Antes de esta sequía, el ex del City promediaba un gol cada 4,3 remates en las primeras 12 jornadas de liga, con 38 toques en el área rival y un 74% de éxito en sus acciones. Durante ese tramo, firmó siete goles —dos desde el punto de penalti—, superando con creces sus 4,8 goles esperados, y se convirtió en el motor del Atlético de Madrid, que, a pesar de las dificultades para seguir el ritmo de FC Barcelona, Real Madrid y Villarreal, encontró en él una garantía de éxito.
Sin embargo, después del encuentro contra el Sevilla, la situación cambió drásticamente. En estos 100 días sin marcar, el delantero argentino ha realizado 19 remates, de los cuales ocho fueron a puerta, pero su cuenta de goles se mantiene en siete. Además, ha visto cómo Alexander Sorloth le ha igualado en la clasificación de goleadores del Atlético en liga. Lo preocupante es la infrautilización de sus oportunidades, ya que ha generado 1,2 goles esperados sin obtener ningún premio, lo que resulta alarmante.
A pesar de su falta de goles, su implicación en el juego se mantiene. Ha sido titular en 10 de los últimos 12 encuentros, manteniendo un notable 74% de éxito en sus acciones. Su presencia en el área rival sigue siendo alta, con 38 toques (superando los 37 de su etapa goleadora), lo que indica que Julián llega a la zona de peligro, pero su capacidad para marcar goles se ha esfumado.
En el apartado creativo, sus números también son discretos: cuenta con 1,2 asistencias esperadas y ha registrado una asistencia real en un partido en Montilivi a Conor Gallagher, demostrando que aún intenta contribuir al colectivo. En la Liga de Campeones, ha mejorado ligeramente su registro con tres goles en la fase de grupos, aunque está por debajo de los seis anotados en el mismo periodo de la campaña anterior.
Sin embargo, las malas noticias para el Atlético se acumulan. La sequía de su estrella no es un fenómeno aislado, sino un síntoma de un problema sistémico. Desde el último gol de la ‘Araña’ en Sevilla, el equipo de Simeone ha anotado solo 17 goles, el registro más bajo de los siete primeros clasificados de liga, en comparación con los 35 del Barça o 23 del Real Madrid. Con 23 puntos de 36 posibles en este tramo, los rojiblancos se han alejado de la lucha por el título, ahora situándose a 13 puntos del líder.

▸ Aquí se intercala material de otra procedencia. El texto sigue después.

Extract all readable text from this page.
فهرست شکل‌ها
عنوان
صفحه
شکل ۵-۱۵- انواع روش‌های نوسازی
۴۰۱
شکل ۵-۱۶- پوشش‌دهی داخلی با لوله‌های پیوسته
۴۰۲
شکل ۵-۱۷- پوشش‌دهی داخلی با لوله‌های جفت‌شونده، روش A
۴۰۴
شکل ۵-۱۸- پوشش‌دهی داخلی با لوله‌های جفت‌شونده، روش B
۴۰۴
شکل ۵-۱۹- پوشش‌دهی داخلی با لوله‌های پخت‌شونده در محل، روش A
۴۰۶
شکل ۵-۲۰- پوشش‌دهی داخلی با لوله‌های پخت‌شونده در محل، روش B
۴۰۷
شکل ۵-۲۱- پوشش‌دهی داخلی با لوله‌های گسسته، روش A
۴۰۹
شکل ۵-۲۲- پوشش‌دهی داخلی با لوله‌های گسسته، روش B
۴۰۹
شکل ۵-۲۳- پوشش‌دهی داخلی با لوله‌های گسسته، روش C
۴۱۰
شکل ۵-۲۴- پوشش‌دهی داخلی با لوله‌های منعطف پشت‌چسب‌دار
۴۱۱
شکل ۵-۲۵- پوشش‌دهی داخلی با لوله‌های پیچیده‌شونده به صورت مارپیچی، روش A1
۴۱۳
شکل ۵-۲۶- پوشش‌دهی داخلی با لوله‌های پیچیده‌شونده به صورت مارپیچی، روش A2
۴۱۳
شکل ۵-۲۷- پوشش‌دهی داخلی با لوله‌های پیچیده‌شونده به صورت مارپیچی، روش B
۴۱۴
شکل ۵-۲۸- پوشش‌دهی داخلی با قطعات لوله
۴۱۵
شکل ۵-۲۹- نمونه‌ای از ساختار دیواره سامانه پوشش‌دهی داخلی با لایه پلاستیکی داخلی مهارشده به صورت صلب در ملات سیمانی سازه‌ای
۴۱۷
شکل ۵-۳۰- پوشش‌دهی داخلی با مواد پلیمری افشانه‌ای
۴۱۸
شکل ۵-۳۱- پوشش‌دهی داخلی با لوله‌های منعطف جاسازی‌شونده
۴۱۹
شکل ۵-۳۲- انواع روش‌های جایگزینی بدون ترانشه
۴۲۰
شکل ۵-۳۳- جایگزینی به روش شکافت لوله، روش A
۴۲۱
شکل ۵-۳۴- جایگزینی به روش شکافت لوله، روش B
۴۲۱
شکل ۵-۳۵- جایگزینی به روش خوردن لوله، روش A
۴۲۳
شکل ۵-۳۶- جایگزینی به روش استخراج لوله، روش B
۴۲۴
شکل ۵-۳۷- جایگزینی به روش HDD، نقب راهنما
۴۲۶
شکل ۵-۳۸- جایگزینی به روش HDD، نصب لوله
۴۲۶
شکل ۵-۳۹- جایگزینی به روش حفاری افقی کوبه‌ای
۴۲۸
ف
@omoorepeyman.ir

La ‘Araña’ sigue tejiendo su juego y participando en la construcción ofensiva, pero el Atlético necesita con urgencia que recupere su instinto goleador para no dar la temporada por perdida. Este jueves, tendrá una nueva oportunidad en la ida de las semifinales de la Copa del Rey Mapfre ante el equipo de Hansi Flick, al que el curso pasado ya le hizo dos goles, en un compromiso que puede ayudar a romper esta mala racha frente a una afición que espera ansiosa la mejor versión de su estrella.